Climate data for Puerto Gaitán (Carimagua), elevation 200 m (660 ft), (1971–2000)
| Month | Jan | Feb | Mar | Apr | May | Jun | Jul | Aug | Sep | Oct | Nov | Dec | Year |
| Mean daily maximum °C (°F) | 32.5 (90.5) | 33.9 (93.0) | 33.6 (92.5) | 31.9 (89.4) | 30.7 (87.3) | 29.5 (85.1) | 29.4 (84.9) | 30.1 (86.2) | 30.7 (87.3) | 31.2 (88.2) | 31.1 (88.0) | 31.3 (88.3) | 31.3 (88.3) |
| Daily mean °C (°F) | 27.0 (80.6) | 27.8 (82.0) | 27.9 (82.2) | 26.5 (79.7) | 25.5 (77.9) | 24.8 (76.6) | 24.6 (76.3) | 24.9 (76.8) | 25.5 (77.9) | 25.9 (78.6) | 26.4 (79.5) | 26.5 (79.7) | 26.1 (79.0) |
| Mean daily minimum °C (°F) | 21.6 (70.9) | 22.2 (72.0) | 22.8 (73.0) | 22.8 (73.0) | 22.3 (72.1) | 22.1 (71.8) | 21.6 (70.9) | 21.7 (71.1) | 21.9 (71.4) | 22.3 (72.1) | 22.5 (72.5) | 22.0 (71.6) | 22.1 (71.8) |
| Average rainfall mm (inches) | 13.9 (0.55) | 45.6 (1.80) | 93.2 (3.67) | 244.5 (9.63) | 320.8 (12.63) | 397.5 (15.65) | 328.0 (12.91) | 255.2 (10.05) | 276.1 (10.87) | 245.1 (9.65) | 137.3 (5.41) | 50.5 (1.99) | 2,407.7 (94.79) |
| Average rainy days | 3 | 4 | 8 | 17 | 22 | 23 | 23 | 21 | 19 | 17 | 11 | 5 | 172 |
| Average relative humidity (%) | 71 | 68 | 72 | 81 | 86 | 88 | 87 | 86 | 85 | 83 | 81 | 77 | 80 |
| Mean monthly sunshine hours | 257.3 | 206.3 | 173.6 | 135.0 | 130.2 | 117.0 | 127.1 | 142.6 | 153.0 | 173.6 | 192.0 | 235.6 | 2,043.3 |
| Mean daily sunshine hours | 8.3 | 7.3 | 5.6 | 4.5 | 4.2 | 3.9 | 4.1 | 4.6 | 5.1 | 5.6 | 6.4 | 7.6 | 5.6 |
Source: Instituto de Hidrologia Meteorologia y Estudios Ambientales

== Political and administrative structure ==

=== Territorial organization ===
The municipality is made up of the neighborhoods of the municipal seat and the inspections of San Pedro de Arimena, Puente Arimena, San Miguel, El Porvenir, Tillaba, Puerto Trujillo, Planas, Rubiales, La Cristalina and Murujuy.

== Economy ==
The economic activities of the municipality are basically subscribed to livestock, medium-scale agriculture, trade and fishing is incipient and artisanal industry as well.
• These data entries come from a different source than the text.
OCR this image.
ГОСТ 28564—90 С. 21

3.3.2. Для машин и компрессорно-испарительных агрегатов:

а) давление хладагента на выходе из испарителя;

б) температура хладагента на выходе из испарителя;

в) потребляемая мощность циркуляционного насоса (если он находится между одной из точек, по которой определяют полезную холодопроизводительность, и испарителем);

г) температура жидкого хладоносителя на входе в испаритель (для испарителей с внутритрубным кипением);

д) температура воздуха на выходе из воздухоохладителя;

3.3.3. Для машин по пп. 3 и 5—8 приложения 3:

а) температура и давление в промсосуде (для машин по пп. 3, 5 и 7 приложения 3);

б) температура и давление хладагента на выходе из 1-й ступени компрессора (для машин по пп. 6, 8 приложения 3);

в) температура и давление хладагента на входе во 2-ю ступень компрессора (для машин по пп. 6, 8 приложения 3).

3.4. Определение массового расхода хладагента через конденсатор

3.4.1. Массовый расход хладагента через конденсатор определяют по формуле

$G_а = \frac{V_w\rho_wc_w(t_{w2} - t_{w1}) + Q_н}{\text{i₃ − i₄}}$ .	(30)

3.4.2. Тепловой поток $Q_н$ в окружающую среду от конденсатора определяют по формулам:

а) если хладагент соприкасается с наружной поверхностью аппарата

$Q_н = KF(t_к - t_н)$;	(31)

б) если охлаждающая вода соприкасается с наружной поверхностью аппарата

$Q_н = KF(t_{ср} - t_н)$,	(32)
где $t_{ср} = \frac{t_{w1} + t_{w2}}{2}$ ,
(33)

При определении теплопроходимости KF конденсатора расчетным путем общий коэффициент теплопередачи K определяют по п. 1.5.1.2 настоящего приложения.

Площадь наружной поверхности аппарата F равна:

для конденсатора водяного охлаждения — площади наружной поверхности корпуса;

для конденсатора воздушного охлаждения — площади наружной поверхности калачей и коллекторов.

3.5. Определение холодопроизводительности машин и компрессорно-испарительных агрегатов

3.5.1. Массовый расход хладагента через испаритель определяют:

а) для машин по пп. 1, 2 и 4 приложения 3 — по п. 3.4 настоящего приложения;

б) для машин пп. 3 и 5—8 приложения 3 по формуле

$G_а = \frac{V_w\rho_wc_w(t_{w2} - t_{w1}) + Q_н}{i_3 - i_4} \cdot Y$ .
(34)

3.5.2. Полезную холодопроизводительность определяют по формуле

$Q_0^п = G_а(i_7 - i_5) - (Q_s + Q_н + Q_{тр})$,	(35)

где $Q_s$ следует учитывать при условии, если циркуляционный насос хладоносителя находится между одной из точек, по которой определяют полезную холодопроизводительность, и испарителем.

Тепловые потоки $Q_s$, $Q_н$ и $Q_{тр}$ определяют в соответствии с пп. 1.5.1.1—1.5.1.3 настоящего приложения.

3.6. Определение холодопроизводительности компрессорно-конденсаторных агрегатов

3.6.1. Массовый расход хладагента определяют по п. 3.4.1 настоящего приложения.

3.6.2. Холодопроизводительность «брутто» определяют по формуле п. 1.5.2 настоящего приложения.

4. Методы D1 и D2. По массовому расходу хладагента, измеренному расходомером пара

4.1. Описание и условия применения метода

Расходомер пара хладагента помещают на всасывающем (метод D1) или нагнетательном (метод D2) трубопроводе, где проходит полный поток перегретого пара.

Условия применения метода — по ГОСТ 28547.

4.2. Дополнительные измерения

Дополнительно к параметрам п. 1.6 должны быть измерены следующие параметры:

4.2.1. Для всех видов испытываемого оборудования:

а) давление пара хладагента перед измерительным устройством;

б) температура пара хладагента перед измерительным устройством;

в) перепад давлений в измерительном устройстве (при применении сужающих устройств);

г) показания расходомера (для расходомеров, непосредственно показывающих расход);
Livestock occupies the first line in the Municipality in the economic sector. In Agriculture, corn, banana, cassava and African palm crops stand out. The practice of fishing also represents a very good source of income and in tourism.

The Rubiales oil field is the largest generator of resources for this Municipality, being approximately 90% of the annual budget, but it is a non-renewable resource.